Tax-Filing Deadlines Postponed Due to Winter Storms, COVID or Legislative Changes:

​OK
​June 15, 2021
​1st Qtr 2021 ES taxes for individuals, corporations and partnerships; tax return deadlines are the same; however taxpayers with an OK franchise tax liability due and payable on or before July 1, 2021 is granted a waiver of penalties and interest for returns filed by Aug 1, 2021 if payment is received by September 1, 2021.
​NJ
​May 17, 2021
​Returns with original due dates between 11/15/2021 – 4/15/2021 are granted an automatic extension to May 15, 2021 (resulting from NJ law change).
​MD
​July 15, 2021
​Individuals, pass-through entities, fiduciary and corporate tax returns, including 1st & 2nd quarter payments, are automatically extended to July 15th to provide time for the state to update software resulting from the state’s RELIEF Act passed in February and the new federal COVID-relief bill.

The following states have announced extensions to June 15th for taxpayers impacted by the TX winter storms:
 
​AL
​CO
​FL

​ID
​IN
​KY
​LA
​(only for taxpayers impacted by Hurricane Zeta only)
​NM

​TX
​plus separate announcement for franchise tax
           
Note that each state may have different procedures/taxes/payments that are extended.  You will need to confirm in each state what is needed and if the tax type you are looking to extend is included in the state’s guidance.
 

Pennsylvania Sales Tax Amnesty for Taxpayers with Inventory in the State

Taxpayers with inventory located in Pennsylvania that have not been collecting and remitting sales taxes in the state have a limited amnesty period to register with PA.  Most relevant to businesses utilizing Amazon’s FBA (Fulfillment by Amazon) program, PA is allowing businesses to register and pay all taxes due to the state beginning January 1, 2019 to December 31, 2020 without penalty.  This program ends May 9, 2021.

This publication contains general information and is not intended to be comprehensive or to provide legal, tax or other professional advice or services. This publication is not a substitute for such professional advice or services, and it should not be acted on or relied upon or used as a basis for any decision or action that may affect you or your business. Consult your advisor.

We have made reasonable efforts to ensure the accuracy of the information contained in this publication, however this cannot be guaranteed. Neither Rödl Langford de Kock LP nor any of its subsidiaries nor any affiliate thereof or other related entity shall have any liability to any person or entity which relies on the information contained in this publication, including incidental or consequential damages arising from errors or omissions. Any such reliance is solely at user's risk.
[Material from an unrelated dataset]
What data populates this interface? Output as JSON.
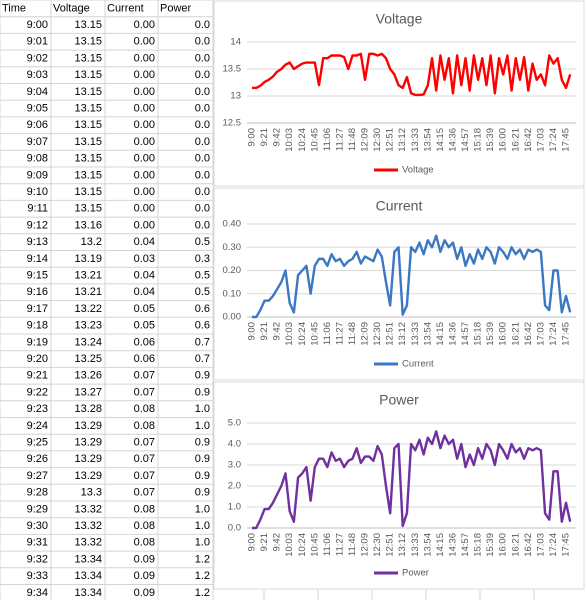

Any tax and/or accounting advice contained herein is based on our understanding of the facts, assumptions we have been asked to make, and on the tax laws and/or accounting principles in effect as of the date of this advice. No assurance is given that the conclusions would be the same if the facts or assumptions change, or are not as we understand them, or that the tax laws and/or accounting principles will not change subsequent to the issuance of these conclusions. In addition, we do not undertake any continuing obligation to advise on future changes in the tax laws and/or accounting principles, or of the impact on the conclusions herein.